イデアは快く出迎えてくれた。
「私で力になれそうなことはありますか?」
まだ正気を保っているようだ。
それに比べてヒャダルコの返答はせいていて余裕がない。
「白いSeeDの船。エルオーネが乗っている」
お前は昔の人か。ラップ歌手か。なんだその省略の仕方は。
先生の前なんだぞ。敬語を使えよ。
Disc2の最後ではサイファー、そして今はヒャダルコ
パルプンテにからんだ男たちがどんどんと株を下げていく。
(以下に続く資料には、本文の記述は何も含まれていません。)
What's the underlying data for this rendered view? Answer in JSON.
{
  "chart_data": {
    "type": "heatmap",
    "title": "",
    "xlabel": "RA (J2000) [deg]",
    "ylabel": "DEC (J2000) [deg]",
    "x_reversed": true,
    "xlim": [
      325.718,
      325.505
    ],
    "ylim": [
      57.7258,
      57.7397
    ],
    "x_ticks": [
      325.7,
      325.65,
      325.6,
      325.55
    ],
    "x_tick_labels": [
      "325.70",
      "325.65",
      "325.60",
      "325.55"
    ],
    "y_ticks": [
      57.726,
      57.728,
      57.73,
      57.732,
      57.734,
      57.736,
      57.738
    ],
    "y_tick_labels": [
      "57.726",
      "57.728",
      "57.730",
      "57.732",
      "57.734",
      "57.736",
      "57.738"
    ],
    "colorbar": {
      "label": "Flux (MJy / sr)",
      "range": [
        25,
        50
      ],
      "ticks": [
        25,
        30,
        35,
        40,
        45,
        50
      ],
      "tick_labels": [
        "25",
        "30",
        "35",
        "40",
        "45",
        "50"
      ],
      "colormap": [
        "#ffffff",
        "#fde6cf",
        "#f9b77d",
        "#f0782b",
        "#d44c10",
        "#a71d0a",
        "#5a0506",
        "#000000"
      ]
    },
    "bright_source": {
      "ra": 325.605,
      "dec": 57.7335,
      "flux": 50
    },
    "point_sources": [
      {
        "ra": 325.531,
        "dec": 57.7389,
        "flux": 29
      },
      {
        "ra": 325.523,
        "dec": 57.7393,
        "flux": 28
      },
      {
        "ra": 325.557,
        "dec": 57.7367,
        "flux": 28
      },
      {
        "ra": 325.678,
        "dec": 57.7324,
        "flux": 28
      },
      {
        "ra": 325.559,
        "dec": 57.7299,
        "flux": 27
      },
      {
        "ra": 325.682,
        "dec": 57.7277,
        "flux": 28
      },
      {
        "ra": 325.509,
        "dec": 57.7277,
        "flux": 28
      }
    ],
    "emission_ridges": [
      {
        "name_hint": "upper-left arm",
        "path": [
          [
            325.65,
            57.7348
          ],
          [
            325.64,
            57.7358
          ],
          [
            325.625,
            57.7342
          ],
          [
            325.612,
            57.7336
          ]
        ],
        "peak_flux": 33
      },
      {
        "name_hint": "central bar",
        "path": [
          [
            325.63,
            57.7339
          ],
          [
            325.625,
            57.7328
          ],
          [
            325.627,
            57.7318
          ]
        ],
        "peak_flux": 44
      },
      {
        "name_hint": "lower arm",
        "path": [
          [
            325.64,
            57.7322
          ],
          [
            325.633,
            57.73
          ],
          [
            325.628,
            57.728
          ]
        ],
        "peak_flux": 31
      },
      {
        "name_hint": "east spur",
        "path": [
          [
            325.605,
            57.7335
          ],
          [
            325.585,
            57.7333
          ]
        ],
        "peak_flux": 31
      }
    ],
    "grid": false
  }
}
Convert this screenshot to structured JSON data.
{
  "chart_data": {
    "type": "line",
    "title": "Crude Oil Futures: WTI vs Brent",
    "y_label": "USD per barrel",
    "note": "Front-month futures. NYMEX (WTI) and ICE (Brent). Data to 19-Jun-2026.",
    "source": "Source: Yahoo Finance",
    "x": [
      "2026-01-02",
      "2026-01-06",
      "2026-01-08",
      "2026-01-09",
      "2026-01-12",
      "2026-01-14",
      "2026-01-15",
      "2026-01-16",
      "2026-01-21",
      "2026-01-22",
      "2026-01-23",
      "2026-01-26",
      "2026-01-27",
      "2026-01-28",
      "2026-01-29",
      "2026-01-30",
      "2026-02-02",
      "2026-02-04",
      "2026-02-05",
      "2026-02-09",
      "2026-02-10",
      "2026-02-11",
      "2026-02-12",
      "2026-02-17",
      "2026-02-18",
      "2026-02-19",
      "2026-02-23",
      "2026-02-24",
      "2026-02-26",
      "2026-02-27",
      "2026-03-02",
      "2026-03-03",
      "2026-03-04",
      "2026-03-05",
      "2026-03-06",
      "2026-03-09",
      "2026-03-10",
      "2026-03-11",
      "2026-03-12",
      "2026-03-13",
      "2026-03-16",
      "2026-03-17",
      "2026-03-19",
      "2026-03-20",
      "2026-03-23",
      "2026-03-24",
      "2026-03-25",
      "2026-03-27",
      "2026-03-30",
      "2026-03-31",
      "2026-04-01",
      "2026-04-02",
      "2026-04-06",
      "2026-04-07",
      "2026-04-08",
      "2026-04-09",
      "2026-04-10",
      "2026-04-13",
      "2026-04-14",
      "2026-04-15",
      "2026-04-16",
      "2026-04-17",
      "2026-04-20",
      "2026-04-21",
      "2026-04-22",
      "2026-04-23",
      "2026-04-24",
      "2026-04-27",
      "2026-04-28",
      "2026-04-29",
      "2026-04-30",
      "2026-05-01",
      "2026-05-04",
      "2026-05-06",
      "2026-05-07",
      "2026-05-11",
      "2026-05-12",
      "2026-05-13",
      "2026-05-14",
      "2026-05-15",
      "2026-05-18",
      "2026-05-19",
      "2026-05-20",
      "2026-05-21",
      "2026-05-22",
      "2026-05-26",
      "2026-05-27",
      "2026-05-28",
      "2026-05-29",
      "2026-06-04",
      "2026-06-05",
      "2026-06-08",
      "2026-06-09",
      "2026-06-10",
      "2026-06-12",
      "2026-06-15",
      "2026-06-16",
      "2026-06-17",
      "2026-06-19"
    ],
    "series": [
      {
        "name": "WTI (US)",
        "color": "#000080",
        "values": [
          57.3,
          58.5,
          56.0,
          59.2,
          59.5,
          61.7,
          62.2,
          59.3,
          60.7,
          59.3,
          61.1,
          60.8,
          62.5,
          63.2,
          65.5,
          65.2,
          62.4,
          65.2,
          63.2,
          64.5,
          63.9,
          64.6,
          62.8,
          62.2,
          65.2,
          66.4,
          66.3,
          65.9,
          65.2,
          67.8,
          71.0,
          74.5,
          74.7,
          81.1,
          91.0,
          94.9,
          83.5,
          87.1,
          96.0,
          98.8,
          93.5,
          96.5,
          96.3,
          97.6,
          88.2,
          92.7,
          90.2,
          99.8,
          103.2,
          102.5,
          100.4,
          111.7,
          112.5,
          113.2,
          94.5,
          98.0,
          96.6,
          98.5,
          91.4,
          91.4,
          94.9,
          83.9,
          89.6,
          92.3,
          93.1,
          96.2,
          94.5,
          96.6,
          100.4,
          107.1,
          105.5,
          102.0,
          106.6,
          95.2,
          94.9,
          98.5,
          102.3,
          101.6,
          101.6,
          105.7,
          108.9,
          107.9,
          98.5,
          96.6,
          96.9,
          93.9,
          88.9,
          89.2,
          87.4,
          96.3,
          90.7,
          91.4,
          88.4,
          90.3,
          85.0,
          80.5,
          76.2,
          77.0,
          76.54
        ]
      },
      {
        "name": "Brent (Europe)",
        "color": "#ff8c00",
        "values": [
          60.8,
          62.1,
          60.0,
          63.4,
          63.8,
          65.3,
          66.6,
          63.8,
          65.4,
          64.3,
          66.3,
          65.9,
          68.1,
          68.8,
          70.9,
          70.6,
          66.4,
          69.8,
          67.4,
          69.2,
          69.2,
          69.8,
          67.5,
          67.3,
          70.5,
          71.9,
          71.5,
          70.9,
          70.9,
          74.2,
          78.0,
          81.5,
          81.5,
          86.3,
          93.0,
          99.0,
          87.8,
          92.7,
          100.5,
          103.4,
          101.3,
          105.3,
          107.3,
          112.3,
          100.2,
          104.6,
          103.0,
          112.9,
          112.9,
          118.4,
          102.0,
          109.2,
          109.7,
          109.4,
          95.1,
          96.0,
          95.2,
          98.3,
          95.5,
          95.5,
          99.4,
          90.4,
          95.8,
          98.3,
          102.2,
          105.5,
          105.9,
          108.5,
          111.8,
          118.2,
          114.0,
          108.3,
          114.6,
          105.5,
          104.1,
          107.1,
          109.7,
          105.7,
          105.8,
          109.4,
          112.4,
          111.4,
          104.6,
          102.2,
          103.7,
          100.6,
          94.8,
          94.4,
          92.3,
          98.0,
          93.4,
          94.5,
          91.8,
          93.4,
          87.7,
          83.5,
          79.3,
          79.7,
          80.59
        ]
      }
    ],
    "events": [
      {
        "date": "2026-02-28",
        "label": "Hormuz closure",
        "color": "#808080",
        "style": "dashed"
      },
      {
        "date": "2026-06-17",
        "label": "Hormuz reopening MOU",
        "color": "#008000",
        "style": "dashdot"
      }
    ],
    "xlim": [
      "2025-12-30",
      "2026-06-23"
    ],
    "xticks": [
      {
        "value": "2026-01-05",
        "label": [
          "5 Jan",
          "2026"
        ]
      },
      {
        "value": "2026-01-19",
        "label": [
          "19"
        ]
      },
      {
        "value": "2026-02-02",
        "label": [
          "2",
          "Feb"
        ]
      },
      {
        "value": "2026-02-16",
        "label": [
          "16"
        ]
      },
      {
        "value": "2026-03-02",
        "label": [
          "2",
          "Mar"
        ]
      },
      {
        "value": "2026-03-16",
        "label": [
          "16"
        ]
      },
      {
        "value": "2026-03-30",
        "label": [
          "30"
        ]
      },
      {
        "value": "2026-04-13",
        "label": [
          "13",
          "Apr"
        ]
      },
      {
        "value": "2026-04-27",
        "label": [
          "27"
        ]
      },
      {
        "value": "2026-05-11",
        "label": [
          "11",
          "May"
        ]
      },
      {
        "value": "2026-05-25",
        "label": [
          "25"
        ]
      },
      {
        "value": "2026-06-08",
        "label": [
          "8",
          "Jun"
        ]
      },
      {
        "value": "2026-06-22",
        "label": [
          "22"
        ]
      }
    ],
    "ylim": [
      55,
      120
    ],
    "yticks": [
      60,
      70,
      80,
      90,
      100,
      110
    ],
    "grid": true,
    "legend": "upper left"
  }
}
恐ろしい子
「あの子たちは……」
イデアが白いSeeDたちについて話すこの物言いはヒャダルコたちに対するものと同じだ。
イデアのSeeDたちももしかしたら孤児なのかもしれないな。
その、イデアのSeeDたちは用心深いから、ひとつところにとどまることはないらしい。
「あの子たち、セントラの風景を気に入っていたみたいでした。
 だからセントラ大陸の入り江のどれかに船を停めているかもしれません」
そして、まませんせいは一番欲しいものをくれた。彼らに対する手紙である。
「これで彼らはあなたたちを歓迎してくれるでしょう」


そばでぼうっとしていたシド学園長にも白いSeeDの船のことを聞いた。
この人って本当に戦線離脱しちゃったのかな。
マンガとかだといちど脱落した人間にももういちど復帰のチャンスがあるもので
その人が復活を望んでいるかいないかに関わらずラストバトルには引きずり出されて
しばしば犠牲になって殺されるものだけどシドにはそれはないのだろうか。
シドによれば、SeeDの船はエスタからエルオーネを守るために手に入れたものだという。
船長としてイデアが乗り込み、エルオーネとともに旅をしていたが
いつしか子どもたちを集めて孤児院にしてしまったと。
どんなことをしていても、子どもたちは見捨てられないんだな、まませんせいは。
イデアは、子どもたちにさまざまなことを教えて、彼らもまたSeeDと呼ぶようにしたというわけです」
つまり師匠を利用した戦闘などはできないのだろう。
ただ、魔女が求めるエルオーネを守ると言う意味で、未来を守る種という位置づけではあるのだろう。
それに、F.H.でガーデンに飛び乗ってきたジャンプ力はとんでもなかった。
多分F.F.でおなじみ龍騎士のジャンプ攻撃とかができるはずである。
そんなやつらだったら早く合流して、協力体制を敷かなければならない。
じゃあ行ってきます。


それにしてもこの廃墟で二人は暮らしているのかな。
おそらく大量のテントを買い込んでいるのだろう。
イデアにとっては、自分が傷をつけないで済み
シドにとっては、ようやく重責から解放されたのだから
不便ではあっても幸せな日々なんじゃないだろうか。
そっとしておいてやろうか。
さあ、SeeDの船を捜そう。
ありとあらゆる入り江に首を突っ込んでくれ!
ヒャダルコの指示に従うしかないニーダはえらい大変だ。
船の操縦も否応なしにうまくなるよな。
この航海を先にしていたら
ガルバディアとの勝負でももっと優位に戦えたんじゃないか。


ガルバディア・ガーデンとの戦いでもっとも株をあげたのは誰だろう。
といってももっとも評価されるべきはヒャダルコで最下位がゼルということに異論はないのだが
あの、挙国一致体勢で戦い勝ち抜いた一日は
テレビでやるドミノ大会以上に英雄を産み出してそうだものな。
俺の個人的な意見でいえば
ヒャダルコパルプンテが降り立った中庭で
疾走するガルバディア・ガーデンのバイクをたたきおとした彼。
彼にこそあの日の猛打賞をあげたいと思う。